The lectern is not only furniture.
It can become:
- a shield,
- an anchor,
- a boundary,
- a note station,
- a place for the hands,
- a psychological container.

For some speakers, this is not hiding.
It is support.
The body feels safer, so expression becomes easier.
Why do some Toastmasters clubs avoid lecterns?
I cannot speak for all clubs, but I can speak for ours.
We know newcomers will be nervous. We have seen it many times. But Toastmasters creates a supportive environment where gradual exposure is part of the training.
So yes, the first speeches may be awkward.
That is part of the process.
Over time, speakers adapt. They learn to stand in open space. They learn to be seen. They learn that silence does not kill them. They learn that the audience is not an enemy.
In that context, removing the lectern makes sense.
The goal is to raise people who can eventually feel comfortable on stage without a physical container.
From my observation, it may take a month or two before a new speaker starts feeling more confident. It can take a year or several years before the audience becomes a power source instead of pressure.
Tony Robbins is an extreme example of that transformation.
But Toastmasters has one advantage most events do not have.
It is a training environment.
Meetups and live events are different
TEDx, tech conferences, corporate events, and community meetups operate differently.
They usually invite speakers because of their expertise.

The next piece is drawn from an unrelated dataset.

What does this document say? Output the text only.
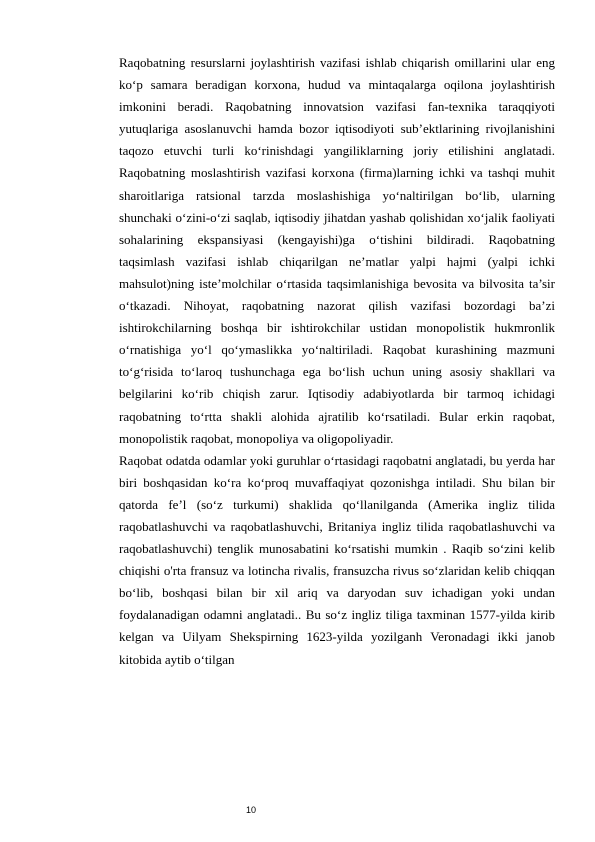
Raqobatning resurslarni joylashtirish vazifasi ishlab chiqarish omillarini ular eng ko‘p samara beradigan korxona, hudud va mintaqalarga oqilona joylashtirish imkonini beradi. Raqobatning innovatsion vazifasi fan-texnika taraqqiyoti yutuqlariga asoslanuvchi hamda bozor iqtisodiyoti sub’ektlarining rivojlanishini taqozo etuvchi turli ko‘rinishdagi yangiliklarning joriy etilishini anglatadi. Raqobatning moslashtirish vazifasi korxona (firma)larning ichki va tashqi muhit sharoitlariga ratsional tarzda moslashishiga yo‘naltirilgan bo‘lib, ularning shunchaki o‘zini-o‘zi saqlab, iqtisodiy jihatdan yashab qolishidan xo‘jalik faoliyati sohalarining ekspansiyasi (kengayishi)ga o‘tishini bildiradi. Raqobatning taqsimlash vazifasi ishlab chiqarilgan ne’matlar yalpi hajmi (yalpi ichki mahsulot)ning iste’molchilar o‘rtasida taqsimlanishiga bevosita va bilvosita ta’sir o‘tkazadi. Nihoyat, raqobatning nazorat qilish vazifasi bozordagi ba’zi ishtirokchilarning boshqa bir ishtirokchilar ustidan monopolistik hukmronlik o‘rnatishiga yo‘l qo‘ymaslikka yo‘naltiriladi. Raqobat kurashining mazmuni to‘g‘risida to‘laroq tushunchaga ega bo‘lish uchun uning asosiy shakllari va belgilarini ko‘rib chiqish zarur. Iqtisodiy adabiyotlarda bir tarmoq ichidagi raqobatning to‘rtta shakli alohida ajratilib ko‘rsatiladi. Bular erkin raqobat, monopolistik raqobat, monopoliya va oligopoliyadir.

Raqobat odatda odamlar yoki guruhlar o‘rtasidagi raqobatni anglatadi, bu yerda har biri boshqasidan ko‘ra ko‘proq muvaffaqiyat qozonishga intiladi. Shu bilan bir qatorda fe’l (so‘z turkumi) shaklida qo‘llanilganda (Amerika ingliz tilida raqobatlashuvchi va raqobatlashuvchi, Britaniya ingliz tilida raqobatlashuvchi va raqobatlashuvchi) tenglik munosabatini ko‘rsatishi mumkin . Raqib so‘zini kelib chiqishi o'rta fransuz va lotincha rivalis, fransuzcha rivus so‘zlaridan kelib chiqqan bo‘lib, boshqasi bilan bir xil ariq va daryodan suv ichadigan yoki undan foydalanadigan odamni anglatadi.. Bu so‘z ingliz tiliga taxminan 1577-yilda kirib kelgan va Uilyam Shekspirning 1623-yilda yozilganh Veronadagi ikki janob kitobida aytib o‘tilgan

10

Their speaking ability is often secondary.
This means one thing is almost guaranteed:
You will have speakers who are not used to giving talks.
At the same event, you may also have speakers who have practiced the craft for years.
These two speakers should not necessarily receive the same stage.
If you design the stage around a lectern, you may help less experienced speakers feel safer. But you may limit speakers who are strong in open space.
Some speakers need movement, direct contact, and full-body presence. People remember those keynotes years later. I still remember the talk of Shazam co-founder Chris Barton.

But if you remove the lectern completely, your strongest open-stage speakers may shine while other speakers struggle.
Instead of focusing on their talk, they may spend half of their attention managing exposure.
That is bad for them.
And it is bad for the event.
The stage should fit the speaker
This is the actual point.
The question is not:
Should events use lecterns?
The better question is:
What stage setup helps this speaker communicate best?
Some speakers need a lectern.
Some need a table.
Some need notes.
Some need a clicker and open space.
Some need to start behind the lectern and then step away.
Some should not be placed behind a lectern at all, because it will reduce their presence.
The event organizer should not treat speakers as interchangeable bodies.
Speakers are different nervous systems, different levels of experience, different bodies, different relationships with exposure.
So stage design should be adaptive.
A practical suggestion for event organizers
Before the event, talk to each speaker.
Ask simple questions:
- Do you prefer a lectern or open stage?
- Do you need notes?
- Do you like to move?
- Do you feel safer with a physical anchor?
- Would you like to start behind the lectern and then step away?
- Does the lectern support you, or does it trap you?
Then design the stage so it can adapt.
A mobile lectern is ideal.
It should be easy to put aside and easy to bring back.
This gives the organizer flexibility.
It gives the speaker choice.
And it gives the audience a better talk.
Storia Talks
This will be one of the objectives of Storia Talks.
The goal is not aesthetic purity.
The goal is better communication.
If a speaker communicates better with a lectern, we should use the lectern.
If a speaker communicates better in open space, we should give them open space.
The stage should not force every speaker into the same shape.
The stage should help each speaker become more alive.